The simulation-estimation experiments indicate that the EASM only performs as well as the NASM if, as has been assumed previously, the conversion factor (q) required to scale the survey index of spawn to total spawning biomass changed abruptly at a known date (e.g., the year the survey design changed). In this case, model selection becomes difficult because no single model performs consistently better on all measures. However, if the underlying q changed randomly, the new model NASM-3 that fixes q but estimates annual variations in natural loss (M) performs best. When the underlying mean M shifted drastically from one period of time to another (i.e., regime shift), NASM-3 and NASM-4, which account for annual variations in M perform significantly better than other models. However, if M changed only randomly around a constant level, the advantage of estimating annual variations in M becomes less obvious. Overall, NASM-3 seems promising based on the simulation results.

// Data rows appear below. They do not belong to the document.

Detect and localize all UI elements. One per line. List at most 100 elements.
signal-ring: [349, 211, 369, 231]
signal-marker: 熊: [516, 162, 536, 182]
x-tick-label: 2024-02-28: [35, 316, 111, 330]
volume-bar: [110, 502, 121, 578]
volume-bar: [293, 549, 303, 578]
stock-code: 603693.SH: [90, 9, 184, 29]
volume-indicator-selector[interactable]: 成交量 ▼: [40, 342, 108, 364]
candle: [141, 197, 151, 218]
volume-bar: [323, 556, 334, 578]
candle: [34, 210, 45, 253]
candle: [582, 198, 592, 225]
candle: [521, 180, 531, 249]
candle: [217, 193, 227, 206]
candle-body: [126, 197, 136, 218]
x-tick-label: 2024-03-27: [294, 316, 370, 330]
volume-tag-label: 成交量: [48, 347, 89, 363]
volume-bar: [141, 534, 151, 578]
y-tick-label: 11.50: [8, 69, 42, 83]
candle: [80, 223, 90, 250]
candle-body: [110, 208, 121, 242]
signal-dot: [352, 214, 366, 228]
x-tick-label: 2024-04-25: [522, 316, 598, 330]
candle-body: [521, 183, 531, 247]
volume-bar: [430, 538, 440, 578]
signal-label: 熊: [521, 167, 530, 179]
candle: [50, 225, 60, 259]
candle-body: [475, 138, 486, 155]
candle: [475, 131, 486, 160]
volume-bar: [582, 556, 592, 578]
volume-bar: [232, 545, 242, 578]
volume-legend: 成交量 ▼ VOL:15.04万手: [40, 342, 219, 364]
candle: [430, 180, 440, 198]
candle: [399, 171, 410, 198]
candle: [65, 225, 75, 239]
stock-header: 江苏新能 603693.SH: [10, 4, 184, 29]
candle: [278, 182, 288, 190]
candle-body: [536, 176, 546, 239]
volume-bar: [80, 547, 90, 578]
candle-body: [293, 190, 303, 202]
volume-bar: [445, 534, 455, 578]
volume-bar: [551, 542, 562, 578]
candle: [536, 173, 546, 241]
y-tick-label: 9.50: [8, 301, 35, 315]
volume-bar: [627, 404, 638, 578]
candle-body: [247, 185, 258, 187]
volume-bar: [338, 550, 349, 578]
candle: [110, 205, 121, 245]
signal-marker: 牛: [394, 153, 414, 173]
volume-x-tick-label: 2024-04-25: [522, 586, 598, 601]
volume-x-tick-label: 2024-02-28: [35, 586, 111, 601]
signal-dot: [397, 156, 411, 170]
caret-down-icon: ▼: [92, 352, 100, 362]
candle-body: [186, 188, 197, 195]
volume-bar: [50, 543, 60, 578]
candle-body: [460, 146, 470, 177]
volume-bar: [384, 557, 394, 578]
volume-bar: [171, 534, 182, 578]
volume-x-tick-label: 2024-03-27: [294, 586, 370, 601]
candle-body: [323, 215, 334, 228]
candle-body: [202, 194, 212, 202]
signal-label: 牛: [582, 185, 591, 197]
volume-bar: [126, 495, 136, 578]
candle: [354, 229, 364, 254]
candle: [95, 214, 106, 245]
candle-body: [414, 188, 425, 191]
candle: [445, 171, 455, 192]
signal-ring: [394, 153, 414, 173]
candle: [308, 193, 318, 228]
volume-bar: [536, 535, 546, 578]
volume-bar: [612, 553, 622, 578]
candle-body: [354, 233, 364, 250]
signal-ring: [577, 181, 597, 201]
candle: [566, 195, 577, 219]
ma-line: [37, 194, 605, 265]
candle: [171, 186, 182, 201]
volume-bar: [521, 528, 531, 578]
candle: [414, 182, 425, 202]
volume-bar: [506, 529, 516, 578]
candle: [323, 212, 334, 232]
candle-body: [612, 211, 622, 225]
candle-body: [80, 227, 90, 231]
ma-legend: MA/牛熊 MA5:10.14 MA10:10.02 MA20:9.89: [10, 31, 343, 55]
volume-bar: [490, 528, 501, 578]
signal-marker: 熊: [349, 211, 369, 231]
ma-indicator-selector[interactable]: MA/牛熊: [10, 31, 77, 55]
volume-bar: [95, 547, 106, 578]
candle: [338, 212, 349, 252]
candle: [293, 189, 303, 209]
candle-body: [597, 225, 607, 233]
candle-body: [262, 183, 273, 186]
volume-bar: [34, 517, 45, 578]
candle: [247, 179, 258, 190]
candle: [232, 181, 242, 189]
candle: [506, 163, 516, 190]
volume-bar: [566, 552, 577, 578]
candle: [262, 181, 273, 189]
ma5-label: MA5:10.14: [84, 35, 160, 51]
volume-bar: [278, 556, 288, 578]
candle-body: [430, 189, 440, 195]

In applying the four models (NASM-3, NASM-4, EASM-1, and EASM-2) to the five herring stocks, parameter estimates differed among models just as expected from the simulation results for three of the five stocks (QCI, GS and WCVI); for these stocks we are reasonably confident in identifying the most plausible reconstructions. The promising NASM-3 model tends to overestimate the proportion at age 3 in all the five stocks suggesting that the selectivity functions are not entirely appropriate. If this model is to be used for future stock assessment and risk assessment, a further investigation into different selectivity functions is warranted.